Linguists, too, have long looked at Native American languages. Most see a very confusing and complicated web of hundreds (maybe thousands) of languages that are not related close enough to link together, except in scores of distinct language families. One linguist has argued that there are basically three language superfamilies: Inuit, Athabaskan, and all the rest (which he calls "Amerind"). Not one--not a single, credible, modern scholar anywhere--has posited a connection to Hebrew, Aramaic, or any other Semitic language. I should say that a mere 2000 years (since Jesus' arrival in the New World) should be detectable by linguist analysis. Generally it is after 5,000 or 8,000 years of separation that things get difficult. And 5000 years ago, there were no Jews!
So, as far as I see it, there is no *archaeological* material evidence connecting the New World to the Old before about AD 1000 (footnote: a Roman ceramic head was found at a site in Mexico, but probably was planted there), and--with the exception of the Vikings--most evidence dates to after 1492. There is no *paleontological* research supporting the existence of some Old World animals here after the Ice Ages and before the 16th century. There is no *biological* evidence supporting a genetic connection between current or ancient Native Americans and the Old World, except that their ancestors came from northeastern Siberia. There is no *linguistic* evidence for a connection between any New World language and any Old World one.
Finally, you raised the Mound Builder controversy, which was still raging during the life of Joseph Smith. Let me speak about such ideas more generally, far beyond the LDS. Many people have asserted that the pyramids of Mexico, Central America and South America, and the mounds of North America, were not built by native populations. Some, yes, have argued for ancient lost tribes of Israel. Others have argued for the Egyptians, or the Chinese, or black Africans (Olmec heads being the principal "data"), or by people from the lost continents of Atlantis or Mu, or even by space Aliens (there is a ridiculous tv show about this now). What all of these ideas share is one common thread: THEY ARE ALL RACIST.
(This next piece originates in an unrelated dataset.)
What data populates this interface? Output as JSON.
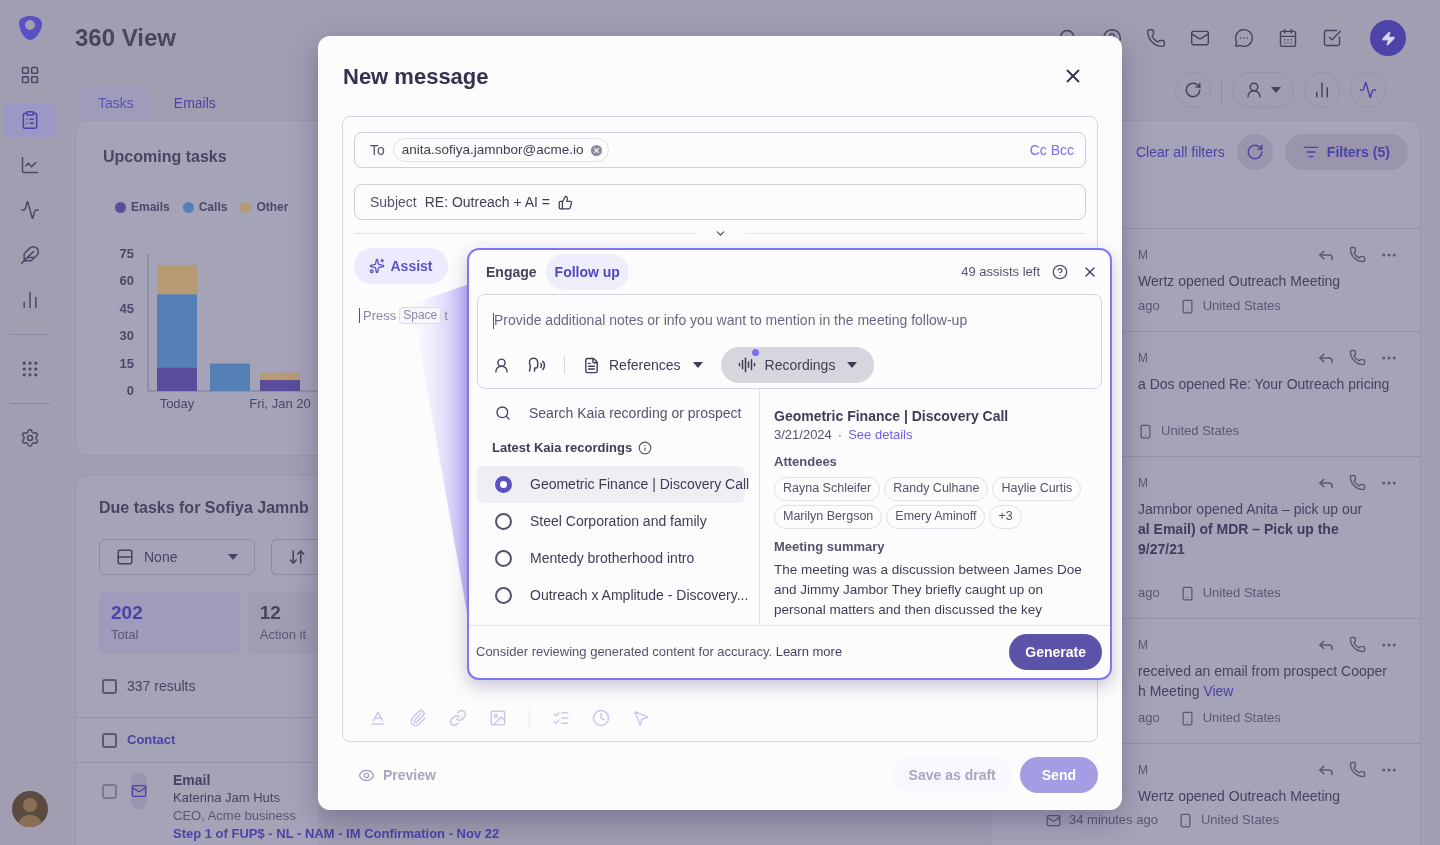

The basic notion shared by all these racist perspectives is that native Americans are too dumb, ignorant, degraded, subhuman--whatever--to build the works that we see today. Since they are incapable, we must look elsewhere. Book of Mormon followers look to the Lost Tribes. Afro-centrist scholars look to subsaharan Africa. Con-men like Erick von Daniken look to outer space and make millions.
This inherently racist notion is actually still reflected in American institutions. If you want to learn about Greek or Roman culture, you go to a museum of fine art. If you want to learn about native Americans, you go to a natural history museum. Such museums teach you about rocks, insects, animals, and--as a logical extension--native Americans.